Esta reestructuración del sistema educativo progresivamente va abandonando la idea de lo público que se asocia con lo ineficiente hacia la idea de la gestión privada como sinónimo de eficiencia. No importa el sentido de la educación sino la gestión de los recursos. Ya no se trata de que en la institución educativa los niños vayan a aprender a convivir con otros y ponerse en contacto con aquello que se considera valioso como parte de un patrimonio común, sino que se trata de un mercado en el cual se elige el tipo de institución de acuerdo con lo que las familias deciden de acuerdo con sus valores. De acuerdo a esta lógica, lo que estructura el modelo es la institución y el mercado, y el Estado debe asegurar que haya diversidad de ofertas.
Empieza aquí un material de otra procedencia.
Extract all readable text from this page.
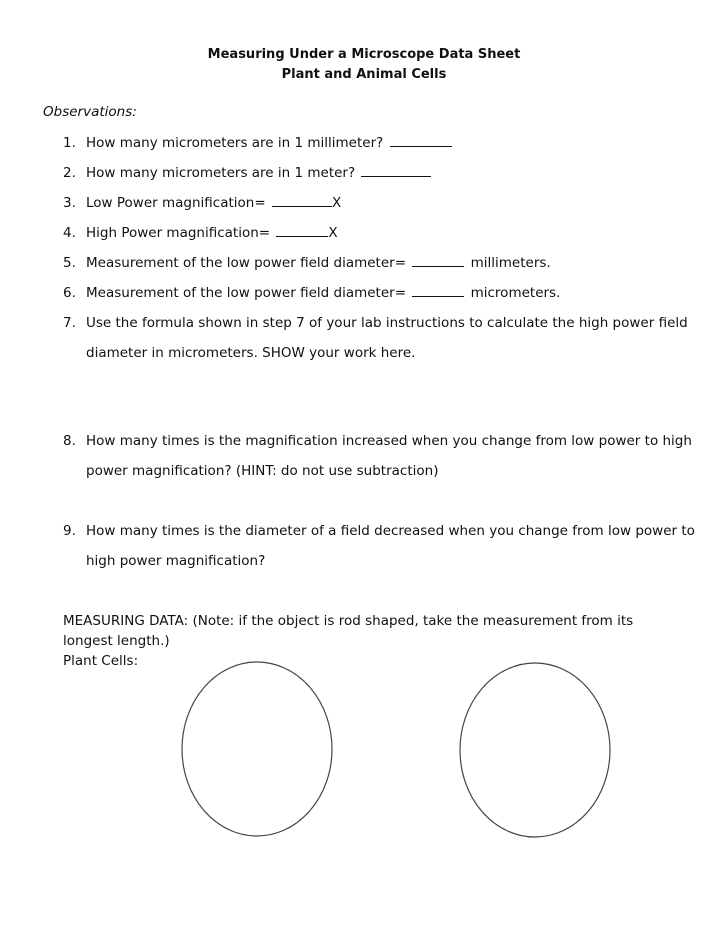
Measuring Under a Microscope Data Sheet
Plant and Animal Cells
Observations:
1. How many micrometers are in 1 millimeter?
2. How many micrometers are in 1 meter?
3. Low Power magnification=	X
4. High Power magnification=	X
5. Measurement of the low power field diameter=	millimeters.
6. Measurement of the low power field diameter=	micrometers.
7. Use the formula shown in step 7 of your lab instructions to calculate the high power field
diameter in micrometers. SHOW your work here.
8. How many times is the magnification increased when you change from low power to high
power magnification? (HINT: do not use subtraction)
9. How many times is the diameter of a field decreased when you change from low power to
high power magnification?
MEASURING DATA: (Note: if the object is rod shaped, take the measurement from its longest length.)
Plant Cells:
Lejos queda entonces la idea republicana de formar a los ciudadanos como parte de una comunidad de iguales que en un futuro deberán tomar decisiones acerca de un destino común. Ahora se trata de elegir cuál es la mejor oferta que nos permita adaptarnos a un mundo en el cual las reglas ya están impuestas y no nos queda más que aceptar de qué forma podemos lidiar con estas, pudiendo a lo sumo elegir cómo cada uno se ubica desde una creencia particular para hacerlo. Lejos parece haber quedado la idea republicana de la educación pública como un proyecto de integración de los iguales y, más cerca, parece que nos encontramos en un espacio en el cual elegimos el tipo de educación que refleja mejor los valores de cada familia. Parece que lo común se disipa ante cada familia y la diversidad de preferencias valorativas y la educación parecen haberse convertido en un servicio más en la góndola de preferencias de nuestra existencia como consumidores que en el reconocimiento de un derecho que una comunidad a través del Estado debe garantizar. La educación como parte de la cosa pública cada vez parece estar más cerca de convertirse en un asunto privado.
Antonio Romano es docente de la Facultad de Humanidades y Ciencias de la Educación. El artículo surge a partir de su participación en la mesa “La educación como derecho de niños, niñas y adolescentes” en el Primer Congreso Nacional de Infancias y Adolescencias.